I am a huge sports fan. I especially love Big 12 Football. In our corner of the world, the sports media outlets have only had one story to cover in the past 2 days. The Sports Illustrated article called “The Dirty Game” that details all kinds of underhanded activity going on in Stillwater. I’ll have to admit that when I first read the article on Sport’s Illustrated’s website, I thought that OSU was in for some serious trouble.
Then I started hearing former players calling into the local radio station vehemently denying the allegations. Which is pretty standard for stories such as this…
But on my lunch hour I heard Billy Bajema, who played tight end for OSU during the time period described in the article. I don’t know Billy Bajema personally, but several of my friends do. One of them used to be his youth pastor. He came and spoke at my Alma Mater’s chapel this past year. (Southern Nazarene University) He is known to be a Christian man of integrity.
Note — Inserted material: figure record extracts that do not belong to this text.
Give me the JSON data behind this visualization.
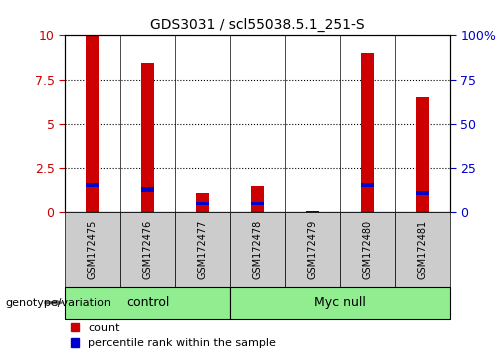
{
  "title": "GDS3031 / scl55038.5.1_251-S",
  "samples": [
    "GSM172475",
    "GSM172476",
    "GSM172477",
    "GSM172478",
    "GSM172479",
    "GSM172480",
    "GSM172481"
  ],
  "red_values": [
    9.95,
    8.45,
    1.1,
    1.5,
    0.05,
    9.0,
    6.5
  ],
  "blue_values": [
    1.55,
    1.3,
    0.5,
    0.5,
    0.02,
    1.55,
    1.1
  ],
  "blue_heights": [
    0.25,
    0.25,
    0.18,
    0.18,
    0.1,
    0.25,
    0.25
  ],
  "groups": [
    {
      "label": "control",
      "start": 0,
      "end": 3
    },
    {
      "label": "Myc null",
      "start": 3,
      "end": 7
    }
  ],
  "bar_color_red": "#CC0000",
  "bar_color_blue": "#0000CC",
  "ylim_left": [
    0,
    10
  ],
  "ylim_right": [
    0,
    100
  ],
  "yticks_left": [
    0,
    2.5,
    5.0,
    7.5,
    10
  ],
  "yticks_right": [
    0,
    25,
    50,
    75,
    100
  ],
  "ytick_labels_left": [
    "0",
    "2.5",
    "5",
    "7.5",
    "10"
  ],
  "ytick_labels_right": [
    "0",
    "25",
    "50",
    "75",
    "100%"
  ],
  "left_axis_color": "#CC0000",
  "right_axis_color": "#0000CC",
  "legend_items": [
    "count",
    "percentile rank within the sample"
  ],
  "legend_colors": [
    "#CC0000",
    "#0000CC"
  ],
  "genotype_label": "genotype/variation",
  "bar_width": 0.25,
  "grid_color": "black",
  "grid_linestyle": "dotted",
  "group_light_green": "#90EE90",
  "sample_box_gray": "#CCCCCC"
}
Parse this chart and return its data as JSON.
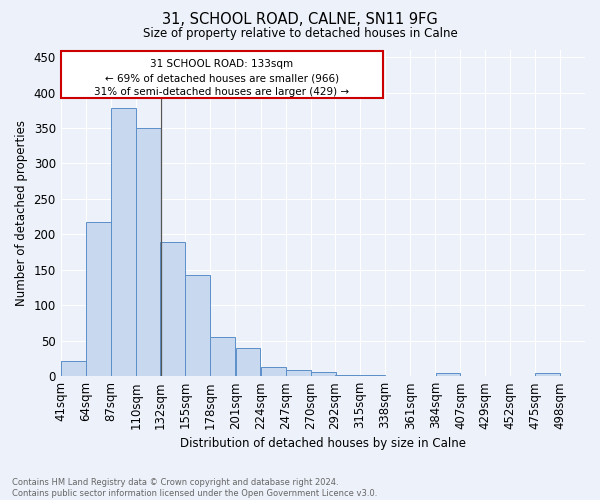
{
  "title1": "31, SCHOOL ROAD, CALNE, SN11 9FG",
  "title2": "Size of property relative to detached houses in Calne",
  "xlabel": "Distribution of detached houses by size in Calne",
  "ylabel": "Number of detached properties",
  "bar_left_edges": [
    41,
    64,
    87,
    110,
    132,
    155,
    178,
    201,
    224,
    247,
    270,
    292,
    315,
    338,
    361,
    384,
    407,
    429,
    452,
    475
  ],
  "bar_heights": [
    22,
    218,
    378,
    350,
    189,
    142,
    55,
    40,
    13,
    9,
    6,
    2,
    1,
    0,
    0,
    4,
    0,
    0,
    0,
    4
  ],
  "bin_width": 23,
  "bar_color": "#c8d8ef",
  "bar_edge_color": "#5b8fc9",
  "marker_x": 133,
  "ylim": [
    0,
    460
  ],
  "yticks": [
    0,
    50,
    100,
    150,
    200,
    250,
    300,
    350,
    400,
    450
  ],
  "xtick_labels": [
    "41sqm",
    "64sqm",
    "87sqm",
    "110sqm",
    "132sqm",
    "155sqm",
    "178sqm",
    "201sqm",
    "224sqm",
    "247sqm",
    "270sqm",
    "292sqm",
    "315sqm",
    "338sqm",
    "361sqm",
    "384sqm",
    "407sqm",
    "429sqm",
    "452sqm",
    "475sqm",
    "498sqm"
  ],
  "xtick_positions": [
    41,
    64,
    87,
    110,
    132,
    155,
    178,
    201,
    224,
    247,
    270,
    292,
    315,
    338,
    361,
    384,
    407,
    429,
    452,
    475,
    498
  ],
  "annotation_line1": "31 SCHOOL ROAD: 133sqm",
  "annotation_line2": "← 69% of detached houses are smaller (966)",
  "annotation_line3": "31% of semi-detached houses are larger (429) →",
  "box_edge_color": "#cc0000",
  "footer_text": "Contains HM Land Registry data © Crown copyright and database right 2024.\nContains public sector information licensed under the Open Government Licence v3.0.",
  "bg_color": "#edf1fa",
  "grid_color": "#ffffff",
  "marker_line_color": "#555555"
}
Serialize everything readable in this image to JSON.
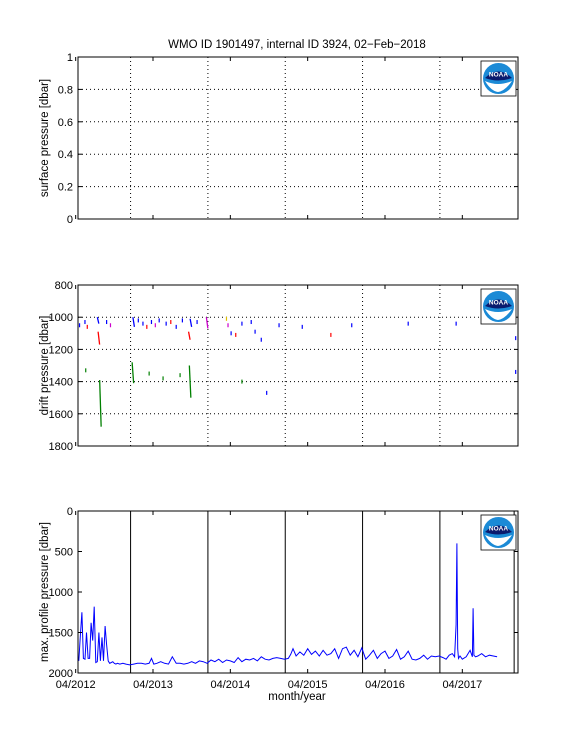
{
  "figure": {
    "title": "WMO ID 1901497, internal ID 3924, 02−Feb−2018",
    "xlabel": "month/year"
  },
  "colors": {
    "series": "#0000ff",
    "drift_blue": "#0000ff",
    "drift_green": "#008000",
    "drift_red": "#ff0000",
    "drift_magenta": "#cc00cc",
    "drift_yellow": "#e0c000"
  },
  "logo": {
    "name": "noaa-logo-icon",
    "text": "NOAA"
  },
  "chart_data": [
    {
      "id": "surface",
      "type": "line",
      "ylabel": "surface pressure [dbar]",
      "ylim": [
        0,
        1
      ],
      "yticks": [
        0,
        0.2,
        0.4,
        0.6,
        0.8,
        1
      ],
      "ytick_labels": [
        "0",
        "0.2",
        "0.4",
        "0.6",
        "0.8",
        "1"
      ],
      "xlim": [
        2012.28,
        2017.97
      ],
      "grid": "dotted",
      "series": []
    },
    {
      "id": "drift",
      "type": "scatter",
      "ylabel": "drift pressure [dbar]",
      "ylim": [
        800,
        1800
      ],
      "y_reversed": true,
      "yticks": [
        800,
        1000,
        1200,
        1400,
        1600,
        1800
      ],
      "ytick_labels": [
        "800",
        "1000",
        "1200",
        "1400",
        "1600",
        "1800"
      ],
      "xlim": [
        2012.28,
        2017.97
      ],
      "grid": "dotted",
      "segments": [
        {
          "color": "blue",
          "x": 2012.53,
          "y0": 1000,
          "y1": 1040
        },
        {
          "color": "red",
          "x": 2012.54,
          "y0": 1090,
          "y1": 1170
        },
        {
          "color": "green",
          "x": 2012.56,
          "y0": 1390,
          "y1": 1680
        },
        {
          "color": "green",
          "x": 2012.98,
          "y0": 1280,
          "y1": 1410
        },
        {
          "color": "blue",
          "x": 2012.99,
          "y0": 1000,
          "y1": 1060
        },
        {
          "color": "green",
          "x": 2013.72,
          "y0": 1300,
          "y1": 1500
        },
        {
          "color": "red",
          "x": 2013.71,
          "y0": 1090,
          "y1": 1140
        },
        {
          "color": "blue",
          "x": 2013.73,
          "y0": 1010,
          "y1": 1060
        },
        {
          "color": "magenta",
          "x": 2013.94,
          "y0": 1000,
          "y1": 1070
        }
      ],
      "points": [
        {
          "color": "blue",
          "x": 2012.3,
          "y": 1050
        },
        {
          "color": "blue",
          "x": 2012.37,
          "y": 1030
        },
        {
          "color": "red",
          "x": 2012.4,
          "y": 1060
        },
        {
          "color": "green",
          "x": 2012.38,
          "y": 1330
        },
        {
          "color": "blue",
          "x": 2012.65,
          "y": 1030
        },
        {
          "color": "magenta",
          "x": 2012.7,
          "y": 1050
        },
        {
          "color": "blue",
          "x": 2013.06,
          "y": 1020
        },
        {
          "color": "blue",
          "x": 2013.12,
          "y": 1040
        },
        {
          "color": "red",
          "x": 2013.17,
          "y": 1060
        },
        {
          "color": "green",
          "x": 2013.2,
          "y": 1350
        },
        {
          "color": "blue",
          "x": 2013.23,
          "y": 1030
        },
        {
          "color": "magenta",
          "x": 2013.28,
          "y": 1050
        },
        {
          "color": "blue",
          "x": 2013.33,
          "y": 1020
        },
        {
          "color": "green",
          "x": 2013.38,
          "y": 1380
        },
        {
          "color": "blue",
          "x": 2013.42,
          "y": 1040
        },
        {
          "color": "red",
          "x": 2013.48,
          "y": 1030
        },
        {
          "color": "blue",
          "x": 2013.55,
          "y": 1060
        },
        {
          "color": "green",
          "x": 2013.6,
          "y": 1360
        },
        {
          "color": "blue",
          "x": 2013.63,
          "y": 1020
        },
        {
          "color": "blue",
          "x": 2013.82,
          "y": 1030
        },
        {
          "color": "yellow",
          "x": 2014.2,
          "y": 1010
        },
        {
          "color": "magenta",
          "x": 2014.22,
          "y": 1050
        },
        {
          "color": "blue",
          "x": 2014.26,
          "y": 1100
        },
        {
          "color": "red",
          "x": 2014.32,
          "y": 1110
        },
        {
          "color": "blue",
          "x": 2014.4,
          "y": 1040
        },
        {
          "color": "green",
          "x": 2014.4,
          "y": 1400
        },
        {
          "color": "blue",
          "x": 2014.52,
          "y": 1030
        },
        {
          "color": "blue",
          "x": 2014.57,
          "y": 1090
        },
        {
          "color": "blue",
          "x": 2014.65,
          "y": 1140
        },
        {
          "color": "blue",
          "x": 2014.72,
          "y": 1470
        },
        {
          "color": "blue",
          "x": 2014.88,
          "y": 1050
        },
        {
          "color": "blue",
          "x": 2015.18,
          "y": 1060
        },
        {
          "color": "red",
          "x": 2015.55,
          "y": 1110
        },
        {
          "color": "blue",
          "x": 2015.82,
          "y": 1050
        },
        {
          "color": "blue",
          "x": 2016.55,
          "y": 1040
        },
        {
          "color": "blue",
          "x": 2017.17,
          "y": 1040
        },
        {
          "color": "blue",
          "x": 2017.94,
          "y": 1340
        },
        {
          "color": "blue",
          "x": 2017.94,
          "y": 1130
        }
      ]
    },
    {
      "id": "max_profile",
      "type": "line",
      "ylabel": "max. profile pressure [dbar]",
      "ylim": [
        0,
        2000
      ],
      "y_reversed": true,
      "yticks": [
        0,
        500,
        1000,
        1500,
        2000
      ],
      "ytick_labels": [
        "0",
        "500",
        "1000",
        "1500",
        "2000"
      ],
      "xlim": [
        2012.28,
        2017.97
      ],
      "xticks": [
        2012.25,
        2013.25,
        2014.25,
        2015.25,
        2016.25,
        2017.25
      ],
      "xtick_labels": [
        "04/2012",
        "04/2013",
        "04/2014",
        "04/2015",
        "04/2016",
        "04/2017"
      ],
      "vlines": [
        2012.96,
        2013.96,
        2014.96,
        2015.96,
        2016.96,
        2017.92
      ],
      "series": [
        {
          "x": [
            2012.29,
            2012.31,
            2012.33,
            2012.35,
            2012.37,
            2012.39,
            2012.41,
            2012.43,
            2012.45,
            2012.47,
            2012.49,
            2012.51,
            2012.53,
            2012.55,
            2012.57,
            2012.59,
            2012.61,
            2012.63,
            2012.65,
            2012.67,
            2012.69,
            2012.71,
            2012.73,
            2012.75,
            2012.77,
            2012.79,
            2012.82,
            2012.86,
            2012.9,
            2012.95,
            2013.0,
            2013.05,
            2013.1,
            2013.15,
            2013.2,
            2013.23,
            2013.26,
            2013.3,
            2013.35,
            2013.4,
            2013.45,
            2013.5,
            2013.55,
            2013.6,
            2013.65,
            2013.7,
            2013.75,
            2013.8,
            2013.85,
            2013.9,
            2013.95,
            2014.0,
            2014.05,
            2014.1,
            2014.15,
            2014.2,
            2014.25,
            2014.3,
            2014.35,
            2014.4,
            2014.45,
            2014.5,
            2014.55,
            2014.6,
            2014.65,
            2014.7,
            2014.75,
            2014.8,
            2014.85,
            2014.9,
            2014.95,
            2015.0,
            2015.03,
            2015.06,
            2015.1,
            2015.15,
            2015.2,
            2015.25,
            2015.3,
            2015.35,
            2015.4,
            2015.45,
            2015.5,
            2015.55,
            2015.6,
            2015.65,
            2015.7,
            2015.75,
            2015.8,
            2015.85,
            2015.9,
            2015.95,
            2016.0,
            2016.05,
            2016.1,
            2016.15,
            2016.2,
            2016.25,
            2016.3,
            2016.35,
            2016.4,
            2016.45,
            2016.5,
            2016.55,
            2016.6,
            2016.65,
            2016.7,
            2016.75,
            2016.8,
            2016.85,
            2016.9,
            2016.95,
            2017.0,
            2017.04,
            2017.08,
            2017.12,
            2017.15,
            2017.17,
            2017.18,
            2017.19,
            2017.2,
            2017.22,
            2017.25,
            2017.3,
            2017.35,
            2017.38,
            2017.39,
            2017.4,
            2017.42,
            2017.45,
            2017.5,
            2017.55,
            2017.6,
            2017.65,
            2017.7
          ],
          "y": [
            1850,
            1550,
            1250,
            1820,
            1830,
            1500,
            1820,
            1820,
            1380,
            1600,
            1180,
            1870,
            1860,
            1500,
            1850,
            1560,
            1850,
            1420,
            1650,
            1850,
            1880,
            1870,
            1860,
            1880,
            1890,
            1880,
            1890,
            1880,
            1890,
            1900,
            1890,
            1880,
            1880,
            1890,
            1880,
            1820,
            1890,
            1880,
            1860,
            1880,
            1890,
            1800,
            1880,
            1880,
            1890,
            1880,
            1860,
            1880,
            1850,
            1860,
            1880,
            1840,
            1860,
            1830,
            1870,
            1840,
            1850,
            1870,
            1810,
            1860,
            1830,
            1840,
            1820,
            1850,
            1800,
            1830,
            1840,
            1820,
            1810,
            1820,
            1830,
            1820,
            1770,
            1700,
            1790,
            1740,
            1780,
            1700,
            1770,
            1730,
            1790,
            1720,
            1780,
            1760,
            1700,
            1820,
            1700,
            1680,
            1780,
            1720,
            1800,
            1690,
            1830,
            1780,
            1720,
            1820,
            1760,
            1730,
            1820,
            1790,
            1710,
            1830,
            1800,
            1730,
            1830,
            1840,
            1820,
            1780,
            1830,
            1790,
            1800,
            1790,
            1810,
            1830,
            1780,
            1760,
            1800,
            1400,
            400,
            1700,
            1820,
            1790,
            1830,
            1800,
            1720,
            1800,
            1200,
            1780,
            1800,
            1790,
            1760,
            1800,
            1780,
            1790,
            1800
          ]
        }
      ]
    }
  ]
}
So when he went on the radio and completely denied that any players were receiving money after games or that boosters were allowed in the locker room, my ears perked up. Then I started to hear the radio hosts say things like this:
When Billy Bajema says that these things didn’t happen, I believe him. I covered the team for his tenure there and he is a stand up guy. He is a man of integrity.
I heard at least two different radio show hosts say something like this.
And then I started to look at the other side of the story. One of the writers involved in the story has a history of writing articles that are more fiction than fact. Another way of saying it is he makes up stories. When I was a boy, my mom called that lying. His name is Thayer Evans. Until yesterday I didn’t know who he was, but since he was trending on twitter I looked him up.
Apparently, Mr. Evans did a similar piece on my beloved Texas Longhorns on the recruitment of Jamarcus McFarland. Unfortunately, he hadn’t verified his facts. He later wrote a retraction, although the folks in Austin felt like the retraction was a bit of a joke. He also went after Cam Newton and even tried to convince others not to vote for him for the Heisman. In short, Thayer Evans has a history of writing stories based more on speculation than truth.
It didn’t take long of me scrolling through the twittersphere to realize that there are a great number of journalists who consider Thayer Evans to be less than credible. His reputation precedes him…
Not to mention the fact that the folks that SI spoke to all tended to be guys who did not make it in the program. They were guys who had an axe to grind.
Now I am not suggesting that the team at Stillwater is a bunch of choir boys who would never do anything wrong. I am not that naive. I also know that a person like Billy Bajema could be lying. We have seen even the most well-respected church leaders fall from grace right in front of our eyes.
But I think there is something to be learned from all this mess.
How you live today matters…
Your reputation proceeds you. If you live your life as a person of character, when someone calls your integrity into question, you will be vindicated. Eventually the truth will come out. When God tells his people not to lie, it isn’t because God is some sort of killjoy trying to ruin everyone’s fun. It’s because lying destroys trust, which in turn destroys relationships.